Scandinavian Embedding Benchmark¶
This is the documentation for the Scandinavian Embedding Benchmark. This benchmark is intended to evaluate the sentence/document embeddings of language models for mainland Scandinavian Languages.
Info
The Scandinavian Embedding Benchmark has moved to MTEB. You can find the Scandinavian Leaderboard under the MTEB Leaderboard. To run the benchmark, add results etc. please refer to the MTEB documentation. The reason for the change is that 1) encourage others to evaluate on scandinavian tasks, 2) avoid duplication of effort, and 3) make it easier for users to compare models across languages. My hope is that this will lead to better models for Scandinavian languages.
Missing a model or information? That is great we would love to add it to MTEB. Please file an issue on MTEB and we will help get it added.

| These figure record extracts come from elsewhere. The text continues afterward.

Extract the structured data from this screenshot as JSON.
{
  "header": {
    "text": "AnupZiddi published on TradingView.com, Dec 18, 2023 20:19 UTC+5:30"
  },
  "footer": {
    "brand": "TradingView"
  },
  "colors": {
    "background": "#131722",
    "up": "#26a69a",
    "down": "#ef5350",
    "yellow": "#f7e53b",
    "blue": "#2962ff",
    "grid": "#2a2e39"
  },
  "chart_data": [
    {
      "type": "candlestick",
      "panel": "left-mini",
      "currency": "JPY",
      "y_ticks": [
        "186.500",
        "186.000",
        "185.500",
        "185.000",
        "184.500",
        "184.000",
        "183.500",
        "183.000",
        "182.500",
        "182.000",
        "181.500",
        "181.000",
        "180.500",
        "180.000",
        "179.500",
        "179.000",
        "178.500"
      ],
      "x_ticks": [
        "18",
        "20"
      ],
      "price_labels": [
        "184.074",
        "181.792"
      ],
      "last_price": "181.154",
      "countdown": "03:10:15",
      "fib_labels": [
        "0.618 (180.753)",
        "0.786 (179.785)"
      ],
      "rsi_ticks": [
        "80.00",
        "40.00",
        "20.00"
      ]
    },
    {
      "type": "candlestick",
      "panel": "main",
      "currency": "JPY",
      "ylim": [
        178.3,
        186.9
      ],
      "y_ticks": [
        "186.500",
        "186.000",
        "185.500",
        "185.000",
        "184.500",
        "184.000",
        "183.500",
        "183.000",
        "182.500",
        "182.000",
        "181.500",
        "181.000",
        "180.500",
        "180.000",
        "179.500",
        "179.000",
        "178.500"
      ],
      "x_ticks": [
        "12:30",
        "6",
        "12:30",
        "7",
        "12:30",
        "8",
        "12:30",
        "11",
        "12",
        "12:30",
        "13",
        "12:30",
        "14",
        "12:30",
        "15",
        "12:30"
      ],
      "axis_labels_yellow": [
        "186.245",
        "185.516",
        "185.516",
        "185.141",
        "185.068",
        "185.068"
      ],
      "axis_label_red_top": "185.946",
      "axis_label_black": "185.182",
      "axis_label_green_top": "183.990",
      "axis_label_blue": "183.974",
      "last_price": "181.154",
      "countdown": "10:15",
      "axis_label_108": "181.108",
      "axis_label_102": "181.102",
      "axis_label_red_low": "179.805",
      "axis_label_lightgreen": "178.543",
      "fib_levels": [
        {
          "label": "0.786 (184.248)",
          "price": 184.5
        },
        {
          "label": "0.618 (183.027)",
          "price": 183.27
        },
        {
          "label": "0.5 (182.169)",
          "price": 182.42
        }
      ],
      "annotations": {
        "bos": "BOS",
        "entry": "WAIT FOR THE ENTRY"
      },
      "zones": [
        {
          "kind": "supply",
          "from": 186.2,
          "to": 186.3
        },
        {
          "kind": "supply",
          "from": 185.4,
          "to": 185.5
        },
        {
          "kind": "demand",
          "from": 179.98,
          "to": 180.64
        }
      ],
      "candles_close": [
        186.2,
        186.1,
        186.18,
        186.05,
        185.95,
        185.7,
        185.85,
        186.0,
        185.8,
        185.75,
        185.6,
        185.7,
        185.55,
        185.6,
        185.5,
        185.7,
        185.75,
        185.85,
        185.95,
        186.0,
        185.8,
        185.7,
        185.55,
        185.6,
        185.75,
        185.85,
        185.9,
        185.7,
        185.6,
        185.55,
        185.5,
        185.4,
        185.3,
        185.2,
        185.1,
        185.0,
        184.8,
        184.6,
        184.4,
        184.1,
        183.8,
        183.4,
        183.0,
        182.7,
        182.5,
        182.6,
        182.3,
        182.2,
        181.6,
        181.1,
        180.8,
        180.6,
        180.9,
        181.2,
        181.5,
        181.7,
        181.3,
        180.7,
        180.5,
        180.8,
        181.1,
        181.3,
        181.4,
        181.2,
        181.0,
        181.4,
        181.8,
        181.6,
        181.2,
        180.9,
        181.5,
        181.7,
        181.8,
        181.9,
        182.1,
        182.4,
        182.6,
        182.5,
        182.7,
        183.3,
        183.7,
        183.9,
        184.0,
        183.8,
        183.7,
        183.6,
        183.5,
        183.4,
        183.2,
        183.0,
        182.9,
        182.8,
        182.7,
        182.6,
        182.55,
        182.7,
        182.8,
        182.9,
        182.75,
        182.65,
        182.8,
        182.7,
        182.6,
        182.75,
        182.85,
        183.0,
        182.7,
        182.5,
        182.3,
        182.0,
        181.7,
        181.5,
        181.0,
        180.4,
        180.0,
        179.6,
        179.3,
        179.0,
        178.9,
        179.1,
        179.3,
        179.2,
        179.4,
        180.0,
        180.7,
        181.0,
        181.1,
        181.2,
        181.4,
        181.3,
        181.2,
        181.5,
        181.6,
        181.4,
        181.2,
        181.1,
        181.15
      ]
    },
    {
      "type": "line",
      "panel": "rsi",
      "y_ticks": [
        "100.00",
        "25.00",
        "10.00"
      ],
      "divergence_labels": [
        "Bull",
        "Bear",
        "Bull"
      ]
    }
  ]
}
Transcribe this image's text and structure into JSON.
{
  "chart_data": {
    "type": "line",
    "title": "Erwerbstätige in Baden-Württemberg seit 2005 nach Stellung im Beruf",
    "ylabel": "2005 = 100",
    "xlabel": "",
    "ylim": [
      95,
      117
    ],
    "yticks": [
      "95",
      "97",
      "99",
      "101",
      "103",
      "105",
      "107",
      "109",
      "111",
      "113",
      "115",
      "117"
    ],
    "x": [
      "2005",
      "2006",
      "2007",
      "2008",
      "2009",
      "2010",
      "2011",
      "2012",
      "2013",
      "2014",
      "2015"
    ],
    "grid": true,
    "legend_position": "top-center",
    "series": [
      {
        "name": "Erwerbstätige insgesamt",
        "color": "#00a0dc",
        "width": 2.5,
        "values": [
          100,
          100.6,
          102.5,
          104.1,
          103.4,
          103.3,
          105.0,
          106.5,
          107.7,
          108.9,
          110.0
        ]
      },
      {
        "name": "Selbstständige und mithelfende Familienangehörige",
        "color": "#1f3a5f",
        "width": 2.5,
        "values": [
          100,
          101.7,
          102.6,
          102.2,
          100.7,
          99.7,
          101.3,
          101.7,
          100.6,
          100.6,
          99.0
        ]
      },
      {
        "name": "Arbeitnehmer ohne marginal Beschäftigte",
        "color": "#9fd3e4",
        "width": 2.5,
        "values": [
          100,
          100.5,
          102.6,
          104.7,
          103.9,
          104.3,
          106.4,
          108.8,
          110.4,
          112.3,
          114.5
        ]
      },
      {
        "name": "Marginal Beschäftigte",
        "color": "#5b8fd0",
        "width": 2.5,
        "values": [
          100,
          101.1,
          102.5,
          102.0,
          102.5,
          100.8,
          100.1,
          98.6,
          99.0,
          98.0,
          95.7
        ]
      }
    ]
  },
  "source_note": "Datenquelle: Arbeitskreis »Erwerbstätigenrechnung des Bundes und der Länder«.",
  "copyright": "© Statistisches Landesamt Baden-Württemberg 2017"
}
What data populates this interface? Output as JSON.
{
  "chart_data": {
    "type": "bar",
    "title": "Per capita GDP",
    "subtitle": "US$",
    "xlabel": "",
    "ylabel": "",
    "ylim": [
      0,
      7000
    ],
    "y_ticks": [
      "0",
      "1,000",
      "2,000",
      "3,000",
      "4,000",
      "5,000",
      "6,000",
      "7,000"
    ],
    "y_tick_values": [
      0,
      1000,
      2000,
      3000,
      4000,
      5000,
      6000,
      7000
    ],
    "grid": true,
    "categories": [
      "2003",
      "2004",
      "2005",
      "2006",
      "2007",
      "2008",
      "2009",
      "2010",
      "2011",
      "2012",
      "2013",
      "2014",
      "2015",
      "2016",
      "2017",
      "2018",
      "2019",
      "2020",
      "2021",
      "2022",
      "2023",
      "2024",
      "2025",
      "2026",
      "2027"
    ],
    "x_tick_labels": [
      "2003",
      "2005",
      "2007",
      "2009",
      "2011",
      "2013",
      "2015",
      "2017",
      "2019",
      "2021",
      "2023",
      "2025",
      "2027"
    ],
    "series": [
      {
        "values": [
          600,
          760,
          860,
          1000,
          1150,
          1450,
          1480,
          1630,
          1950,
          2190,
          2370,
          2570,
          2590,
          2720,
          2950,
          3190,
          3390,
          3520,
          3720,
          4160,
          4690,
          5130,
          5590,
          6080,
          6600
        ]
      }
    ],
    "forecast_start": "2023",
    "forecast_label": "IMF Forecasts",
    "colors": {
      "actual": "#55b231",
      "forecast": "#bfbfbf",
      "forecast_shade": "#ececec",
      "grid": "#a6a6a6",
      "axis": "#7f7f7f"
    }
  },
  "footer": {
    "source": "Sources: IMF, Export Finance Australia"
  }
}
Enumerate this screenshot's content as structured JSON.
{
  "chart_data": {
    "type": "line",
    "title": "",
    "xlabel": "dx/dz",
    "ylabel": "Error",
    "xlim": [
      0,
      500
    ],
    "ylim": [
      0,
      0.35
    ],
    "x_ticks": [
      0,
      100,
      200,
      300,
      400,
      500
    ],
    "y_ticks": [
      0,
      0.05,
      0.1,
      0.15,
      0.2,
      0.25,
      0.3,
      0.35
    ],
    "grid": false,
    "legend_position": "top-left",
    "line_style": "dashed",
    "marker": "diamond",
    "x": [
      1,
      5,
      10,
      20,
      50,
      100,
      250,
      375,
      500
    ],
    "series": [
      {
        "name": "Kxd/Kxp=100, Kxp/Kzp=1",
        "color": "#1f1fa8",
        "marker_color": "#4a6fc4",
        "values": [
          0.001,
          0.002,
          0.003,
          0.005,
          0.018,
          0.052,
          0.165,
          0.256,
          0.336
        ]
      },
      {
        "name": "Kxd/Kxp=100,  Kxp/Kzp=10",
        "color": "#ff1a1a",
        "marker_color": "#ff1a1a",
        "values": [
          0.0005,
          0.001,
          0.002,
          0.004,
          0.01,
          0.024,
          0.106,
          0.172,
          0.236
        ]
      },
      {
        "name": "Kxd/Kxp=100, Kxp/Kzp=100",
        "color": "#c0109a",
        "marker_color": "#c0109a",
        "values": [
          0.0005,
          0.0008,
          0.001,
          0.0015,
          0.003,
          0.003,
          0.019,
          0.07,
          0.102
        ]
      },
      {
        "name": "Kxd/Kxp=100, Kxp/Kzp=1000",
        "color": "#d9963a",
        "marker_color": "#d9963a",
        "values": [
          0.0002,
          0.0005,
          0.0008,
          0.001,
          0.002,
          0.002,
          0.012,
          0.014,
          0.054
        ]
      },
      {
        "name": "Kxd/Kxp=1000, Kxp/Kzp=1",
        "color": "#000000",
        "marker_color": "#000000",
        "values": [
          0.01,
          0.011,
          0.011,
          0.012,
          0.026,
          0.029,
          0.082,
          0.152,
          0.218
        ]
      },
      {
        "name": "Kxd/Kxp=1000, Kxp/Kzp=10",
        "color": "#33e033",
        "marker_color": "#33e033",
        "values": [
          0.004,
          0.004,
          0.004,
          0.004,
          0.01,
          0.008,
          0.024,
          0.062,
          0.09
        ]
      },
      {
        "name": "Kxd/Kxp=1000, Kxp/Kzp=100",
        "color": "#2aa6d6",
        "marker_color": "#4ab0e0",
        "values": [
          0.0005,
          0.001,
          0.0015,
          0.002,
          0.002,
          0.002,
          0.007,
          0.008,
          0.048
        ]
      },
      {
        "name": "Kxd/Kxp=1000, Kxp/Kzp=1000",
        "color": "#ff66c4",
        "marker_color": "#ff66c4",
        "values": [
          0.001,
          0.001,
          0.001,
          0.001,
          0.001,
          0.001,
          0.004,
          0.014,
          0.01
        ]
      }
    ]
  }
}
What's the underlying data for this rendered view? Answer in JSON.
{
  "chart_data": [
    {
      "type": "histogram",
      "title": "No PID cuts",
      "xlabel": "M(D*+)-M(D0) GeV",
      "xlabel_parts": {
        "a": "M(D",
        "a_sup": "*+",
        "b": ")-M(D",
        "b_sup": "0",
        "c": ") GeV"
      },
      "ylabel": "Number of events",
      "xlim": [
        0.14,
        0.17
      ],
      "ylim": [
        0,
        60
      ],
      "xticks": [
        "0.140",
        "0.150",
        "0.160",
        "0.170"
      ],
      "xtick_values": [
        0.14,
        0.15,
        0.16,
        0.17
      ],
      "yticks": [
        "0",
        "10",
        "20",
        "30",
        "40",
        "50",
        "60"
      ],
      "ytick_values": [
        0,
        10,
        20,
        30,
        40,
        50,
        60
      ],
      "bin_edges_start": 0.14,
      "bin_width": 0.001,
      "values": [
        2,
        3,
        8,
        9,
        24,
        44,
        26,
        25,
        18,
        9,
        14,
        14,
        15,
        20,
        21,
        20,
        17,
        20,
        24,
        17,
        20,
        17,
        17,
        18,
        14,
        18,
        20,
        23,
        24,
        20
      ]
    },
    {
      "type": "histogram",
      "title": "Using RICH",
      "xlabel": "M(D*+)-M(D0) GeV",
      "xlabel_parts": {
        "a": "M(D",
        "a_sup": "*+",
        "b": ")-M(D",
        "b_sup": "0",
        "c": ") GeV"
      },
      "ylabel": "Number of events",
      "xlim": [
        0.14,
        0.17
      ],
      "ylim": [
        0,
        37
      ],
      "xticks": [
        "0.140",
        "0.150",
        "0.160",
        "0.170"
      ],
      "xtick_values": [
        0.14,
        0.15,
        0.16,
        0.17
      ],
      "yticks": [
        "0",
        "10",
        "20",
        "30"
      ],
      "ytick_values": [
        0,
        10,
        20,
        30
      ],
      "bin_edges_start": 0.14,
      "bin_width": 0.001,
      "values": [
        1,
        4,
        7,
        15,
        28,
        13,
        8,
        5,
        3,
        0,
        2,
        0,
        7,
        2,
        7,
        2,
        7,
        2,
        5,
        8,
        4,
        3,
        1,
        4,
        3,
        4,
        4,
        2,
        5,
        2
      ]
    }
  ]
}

Intended uses for this benchmark:
- Evaluating document embeddings of Scandinavian language models
- Evaluating document embeddings of multilingual models for Scandinavian languages
- Allow ranking of competing Scandinavian and multilingual models using no more compute than what a consumer laptop can provide
Comparison to other benchmarks¶
If you use this benchmark for a relative ranking of language models where you plan to fine-tune the models I would recommend looking at ScandEval, which benchmarks the model using a cross-validated fine-tuning. It also includes structured prediction tasks such as named entity recognition. Many of the tasks in this embedding benchmark are also included in ScandEval, and an attempt has been made to use the same versions. A few tasks (ScandiQA) are included in ScandEval, but not in this benchmark as they are human translations of an English dataset.
The tasks within this benchmark are also included in the MTEB leaderboard, though the aggregation methods are slightly different. MTEB is primarily an English embedding benchmark, with a few multilingual tasks and additional languages. The tasks were also added to the MTEB leaderboard as a part of this project.